Among various hydrogen production methods, water electrolysis using renewable energy is an eco-friendly and sustainable technology. Especially, alkaline water electrolysis has been regarded as the most mature and reliable technology owing to its low operating temperature and long-life span. In addition, non-noble metal can be adopted as the electrode materials since it uses an alkaline electrolyte. However, one shortcoming of the alkaline electrolysis is that current density is lower than other electrolysis technologies. Therefore, many projects have been still ongoing to improve the current density, such as developing high performance catalysts.

 Raney nickel, a Ni-based solid catalyst with a porous structure, has been widely utilized as hydrogen evolution reaction (HER) electrode materials. Raney nickel is mainly derived through the selective leaching process from Ni-Al alloy leading to the enlarged surface area, which is known to be the origin of high catalytic activity of Raney nickel.

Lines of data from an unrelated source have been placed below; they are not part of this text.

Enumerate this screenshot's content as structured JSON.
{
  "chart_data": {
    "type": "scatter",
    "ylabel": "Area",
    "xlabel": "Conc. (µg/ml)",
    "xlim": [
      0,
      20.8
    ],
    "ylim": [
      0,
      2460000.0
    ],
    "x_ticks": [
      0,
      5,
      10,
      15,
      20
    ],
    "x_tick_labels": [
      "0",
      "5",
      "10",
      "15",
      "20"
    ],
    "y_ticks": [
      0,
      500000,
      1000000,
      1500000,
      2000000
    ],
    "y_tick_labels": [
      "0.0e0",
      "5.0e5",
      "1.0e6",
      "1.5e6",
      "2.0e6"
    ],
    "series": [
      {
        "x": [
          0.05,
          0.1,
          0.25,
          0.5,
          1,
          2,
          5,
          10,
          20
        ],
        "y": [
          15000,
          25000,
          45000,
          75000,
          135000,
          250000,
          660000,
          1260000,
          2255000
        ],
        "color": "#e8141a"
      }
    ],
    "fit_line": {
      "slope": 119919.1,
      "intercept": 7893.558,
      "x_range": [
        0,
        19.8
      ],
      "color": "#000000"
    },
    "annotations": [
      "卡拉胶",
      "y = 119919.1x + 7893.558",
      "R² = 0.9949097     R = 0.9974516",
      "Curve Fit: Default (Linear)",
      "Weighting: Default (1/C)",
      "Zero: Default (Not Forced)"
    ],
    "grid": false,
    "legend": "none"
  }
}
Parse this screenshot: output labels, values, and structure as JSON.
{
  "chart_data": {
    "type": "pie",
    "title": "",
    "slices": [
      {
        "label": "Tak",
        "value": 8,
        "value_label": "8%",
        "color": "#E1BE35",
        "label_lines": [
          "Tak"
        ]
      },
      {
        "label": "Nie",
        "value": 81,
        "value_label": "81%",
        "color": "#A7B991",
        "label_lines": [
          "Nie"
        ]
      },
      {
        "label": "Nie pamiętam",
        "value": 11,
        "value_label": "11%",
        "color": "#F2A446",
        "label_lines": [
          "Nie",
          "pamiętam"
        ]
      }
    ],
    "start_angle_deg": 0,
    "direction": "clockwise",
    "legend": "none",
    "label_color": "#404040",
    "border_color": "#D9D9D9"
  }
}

Recently, our experimental investigation revealed that the catalytic activity of Raney nickel can be optimized by controlling the heat treatment time at the stage of Ni-Al alloy preparation. Interestingly, one sample comprising the largest amount of Ni₂Al₃ on the surface exhibits a remarkable current density normalized by electrochemical surface area, which indicates that the large surface area is not the only reason for the high catalytic activity of Raney nickel. Herein, density functional theory (DFT) calculations were performed to figure out if another origin of high electrocatalytic performance of Raney nickel other than the surface area exists. The HER activities on various Ni surfaces including different phases and atomic defects which can be possibly formed during the leaching, electrochemical reduction and HER processes were thoroughly investigated. Our DFT results showed that the phase transition from metallic Ni to Ni(OH)₂ can degrade the HER performance, but the atomic defects can contribute to the improvement of overall HER activity by activating the water splitting and hydrogen evolution.